Kids should never play in isolated areas of parks or playgrounds, and should avoid public restrooms, building sites and dark streets. Teach kids alternatives; if they are bothered or followed on the playground, walking to friends’ home, school or store, where do they go? Walk these common routes with our child and look for choices. Can they go back into the school, in a store or business (kids are reluctant to enter a strange store or business unless given permission,) into a fire station or approach someone doing yard work?
Knocking on the door of a stranger is a last resort. If they have no other choice they should look for a house with a light on (at night) or toys in the yard if possible and ask the homeowner to “please call the police, someone is bothering me”, but not to go inside the house. Kids’ best defenses are their voices and their legs. Teach them to runaway from someone who is bothering them while yelling to attract as much attention as possible. Have them practice yelling!
Teach kids not to approach cars that stop to ask for help. Most legitimate adults would not ask a young child for directions anyway. If the car follows them or the driver gets out they should run away and yell.
BAD GUYS RULES
Teach kids that “bad guys” can be anyone; society teaches kids bad guys are always ugly, mean and scary, and look like monsters. Bad guys are almost always portrayed as strangers and as men. Remember, a stranger is someone who is not known by the child. A friend of parents, a friend of the child’s friend or a neighbor can be a stranger. And a stranger can be a good guy or a bad guy.

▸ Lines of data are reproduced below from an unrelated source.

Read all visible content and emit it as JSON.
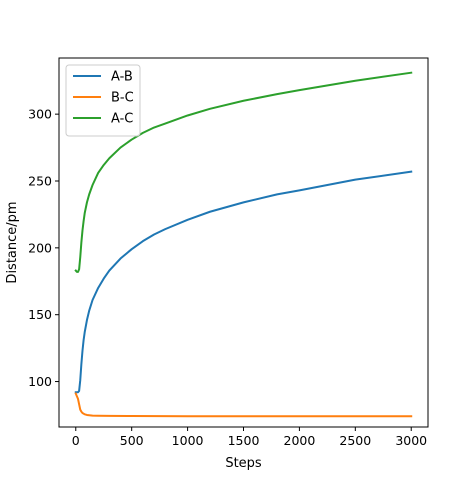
{
  "chart_data": {
    "type": "line",
    "title": "",
    "xlabel": "Steps",
    "ylabel": "Distance/pm",
    "xlim": [
      -150,
      3150
    ],
    "ylim": [
      66,
      342
    ],
    "xticks": [
      0,
      500,
      1000,
      1500,
      2000,
      2500,
      3000
    ],
    "yticks": [
      100,
      150,
      200,
      250,
      300
    ],
    "legend_position": "upper-left",
    "grid": false,
    "series": [
      {
        "name": "A-B",
        "color": "#1f77b4",
        "x": [
          0,
          20,
          30,
          40,
          50,
          60,
          70,
          80,
          100,
          120,
          150,
          200,
          250,
          300,
          400,
          500,
          600,
          700,
          800,
          1000,
          1200,
          1500,
          1800,
          2000,
          2500,
          3000
        ],
        "y": [
          92,
          92,
          93,
          101,
          113,
          123,
          131,
          137,
          146,
          153,
          161,
          170,
          177,
          183,
          192,
          199,
          205,
          210,
          214,
          221,
          227,
          234,
          240,
          243,
          251,
          257
        ]
      },
      {
        "name": "B-C",
        "color": "#ff7f0e",
        "x": [
          0,
          10,
          20,
          30,
          40,
          50,
          60,
          80,
          100,
          150,
          200,
          300,
          500,
          1000,
          1500,
          2000,
          2500,
          3000
        ],
        "y": [
          91,
          89,
          87,
          83,
          79,
          77.5,
          76.5,
          75.5,
          75,
          74.5,
          74.4,
          74.3,
          74.2,
          74,
          74,
          74,
          74,
          74
        ]
      },
      {
        "name": "A-C",
        "color": "#2ca02c",
        "x": [
          0,
          10,
          20,
          30,
          40,
          50,
          60,
          70,
          80,
          100,
          120,
          150,
          200,
          250,
          300,
          400,
          500,
          600,
          700,
          800,
          1000,
          1200,
          1500,
          1800,
          2000,
          2500,
          3000
        ],
        "y": [
          183,
          182,
          182,
          184,
          193,
          204,
          213,
          220,
          226,
          234,
          240,
          247,
          256,
          262,
          267,
          275,
          281,
          286,
          290,
          293,
          299,
          304,
          310,
          315,
          318,
          325,
          331
        ]
      }
    ]
  }
}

Some bad guys act nice, friendly and are attractive. Some bad guys play tricks on kids. Typical bad guy tricks include bribes (money, toys, games, or promises of those things), lies (your mom told me to pick you up at school), requests for help (my puppy ran away, can you help me find him?), or threats (if you don’t come with me I’ll hurt your mom). Teach kids that a bad guy is someone who asks them to violate family rules, e.g. someone who says they don’t need permission to accompany them.